Single by Mr. President

from the album Up'n Away - The Album
- Released: April 1994 (Germany)
- Recorded: 1994
- Genre: Eurodance; reggae;
- Length: 3:52
- Label: Warner Bros.
- Songwriters: Kai Matthiesen; George Jones;
- Producers: Kai Matthiesen; Rainer Gaffrey;

Mr. President singles chronology
| "MM" (1993) | "Up'n Away" (1994) | "I'll Follow the Sun" (1995) |

Music video
- "Up'n Away" on YouTube

= Up'n Away =

"Up'N Away" is a song by German Eurodance group Mr. President, released in April 1994 by Warner Bros. as the second single from their debut album, Up'n Away - The Album (1995). It was co-written by Kai Matthiesen and produced by him with Rainer Gaffrey, and was the first song ever that received a golden record without charting in the German top ten. This was also the last single to receive participation from rapper George "Sir Prophet" Jones, as Delroy "Layzee Dee" Rennalls replaced him soon after the release. To avoid confusion after Jones left the group, the song was rerecorded for their debut album, with Rennalls providing the lead vocals as he did for the rest of the album's songs.
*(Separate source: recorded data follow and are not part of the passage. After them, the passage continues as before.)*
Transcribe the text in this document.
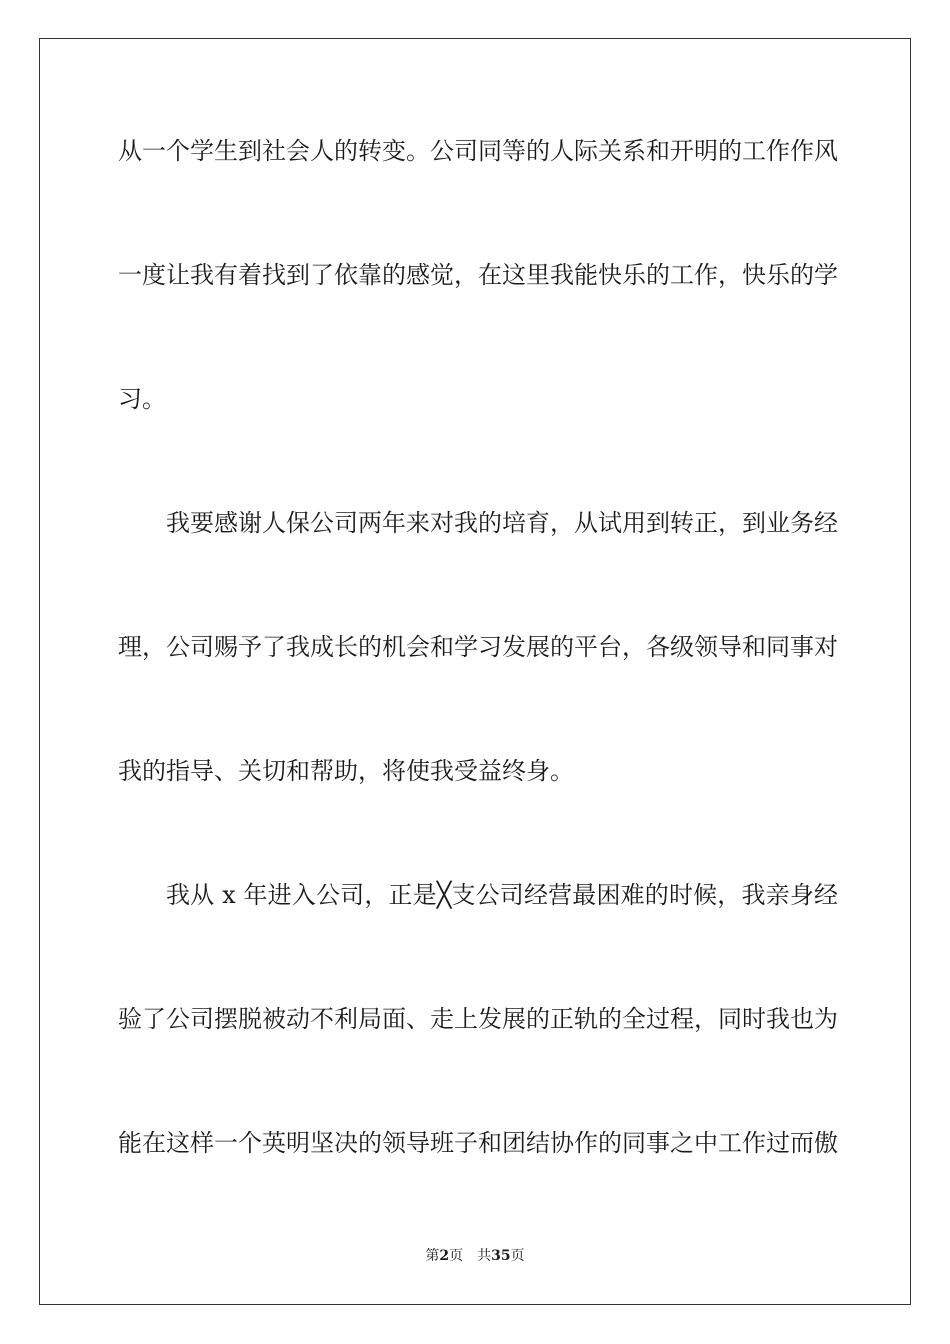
从一个学生到社会人的转变。公司同等的人际关系和开明的工作作风
一度让我有着找到了依靠的感觉，在这里我能快乐的工作，快乐的学
习。
我要感谢人保公司两年来对我的培育，从试用到转正，到业务经
理，公司赐予了我成长的机会和学习发展的平台，各级领导和同事对
我的指导、关切和帮助，将使我受益终身。
我从 x 年进入公司，正是╳支公司经营最困难的时候，我亲身经
验了公司摆脱被动不利局面、走上发展的正轨的全过程，同时我也为
能在这样一个英明坚决的领导班子和团结协作的同事之中工作过而傲
第2页 共35页
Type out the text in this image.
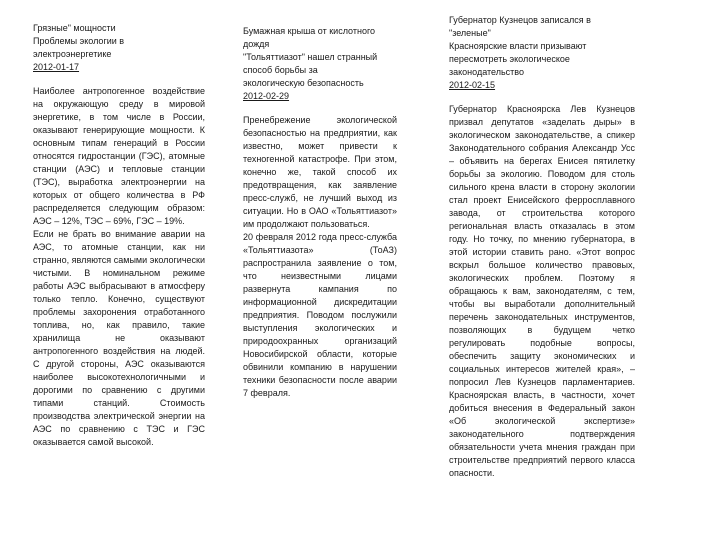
Грязные" мощности
Проблемы экологии в
электроэнергетике
2012-01-17

Наиболее антропогенное воздействие на окружающую среду в мировой энергетике, в том числе в России, оказывают генерирующие мощности. К основным типам генераций в России относятся гидростанции (ГЭС), атомные станции (АЭС) и тепловые станции (ТЭС), выработка электроэнергии на которых от общего количества в РФ распределяется следующим образом: АЭС – 12%, ТЭС – 69%, ГЭС – 19%.

Если не брать во внимание аварии на АЭС, то атомные станции, как ни странно, являются самыми экологически чистыми. В номинальном режиме работы АЭС выбрасывают в атмосферу только тепло. Конечно, существуют проблемы захоронения отработанного топлива, но, как правило, такие хранилища не оказывают антропогенного воздействия на людей. С другой стороны, АЭС оказываются наиболее высокотехнологичными и дорогими по сравнению с другими типами станций. Стоимость производства электрической энергии на АЭС по сравнению с ТЭС и ГЭС оказывается самой высокой.

Бумажная крыша от кислотного
дождя
"Тольяттиазот" нашел странный
способ борьбы за
экологическую безопасность
2012-02-29

Пренебрежение экологической безопасностью на предприятии, как известно, может привести к техногенной катастрофе. При этом, конечно же, такой способ их предотвращения, как заявление пресс-служб, не лучший выход из ситуации. Но в ОАО «Тольяттиазот» им продолжают пользоваться.

20 февраля 2012 года пресс-служба «Тольяттиазота» (ТоАЗ) распространила заявление о том, что неизвестными лицами развернута кампания по информационной дискредитации предприятия. Поводом послужили выступления экологических и природоохранных организаций Новосибирской области, которые обвинили компанию в нарушении техники безопасности после аварии 7 февраля.

Губернатор Кузнецов записался в
"зеленые"
Красноярские власти призывают
пересмотреть экологическое
законодательство
2012-02-15

Губернатор Красноярска Лев Кузнецов призвал депутатов «заделать дыры» в экологическом законодательстве, а спикер Законодательного собрания Александр Усс – объявить на берегах Енисея пятилетку борьбы за экологию. Поводом для столь сильного крена власти в сторону экологии стал проект Енисейского ферросплавного завода, от строительства которого региональная власть отказалась в этом году. Но точку, по мнению губернатора, в этой истории ставить рано. «Этот вопрос вскрыл большое количество правовых, экологических проблем. Поэтому я обращаюсь к вам, законодателям, с тем, чтобы вы выработали дополнительный перечень законодательных инструментов, позволяющих в будущем четко регулировать подобные вопросы, обеспечить защиту экономических и социальных интересов жителей края», – попросил Лев Кузнецов парламентариев. Красноярская власть, в частности, хочет добиться внесения в Федеральный закон «Об экологической экспертизе» законодательного подтверждения обязательности учета мнения граждан при строительстве предприятий первого класса опасности.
In 2000, the song was again remixed and released under the title "Up'N Away 2K" featuring the vocals of Delroy Rennalls, but the remix failed to chart. In 2014, the song was sampled by German dance act ItaloBrothers on the song "Up 'N Away".

==Critical reception==
Pan-European magazine Music & Media wrote, "This is a bit of an oddity, as it employs virtually all styles currently hip in the dance arena. It could be considered the German answer to the UK's current jungle craze."

==Music video==
The accompanying music video for "Up'n Away" was directed by Hubert Bodner and filmed in Germany, featuring the band's lineup singing and dancing at the Frankfurt Airport. The video was A-listed on German music television channel VIVA in November 1994 and received "prime break out" rotation on MTV Europe.

==Track listings==
- CD maxi - Europe (1994)
1. "Up'n Away" (Radio Mix)- 3:52
2. "Up'n Away" (Extended Mix) - 5:55
3. "Up'n Away" (Club Mix) - 6:33

- CD single, 12" maxi - Remixes (1994)
4. "Up'n Away" (Peter's Groove Away Mix)- 5:58
5. "Up'n Away" (Peter's Dub Mix) - 7:15

==Charts==

===Weekly charts===

| Chart (1994–1995) | Peak position |
|---|---|
| Austria (Ö3 Austria Top 40) | 6 |
| Denmark (IFPI) | 14 |
| Europe (Eurochart Hot 100) | 42 |
| Finland (Suomen virallinen lista) | 17 |
| Germany (GfK) | 12 |
| Sweden (Sverigetopplistan) | 24 |
| Switzerland (Schweizer Hitparade) | 17 |

===Year-end charts===

| Chart (1994) | Position |
|---|---|
| Germany (Media Control Charts) | 86 |

==Certifications==

| Region | Certification | Certified units/sales |
| Germany (BVMI) | Gold | 250,000^{^} |
^{^} Shipments figures based on certification alone.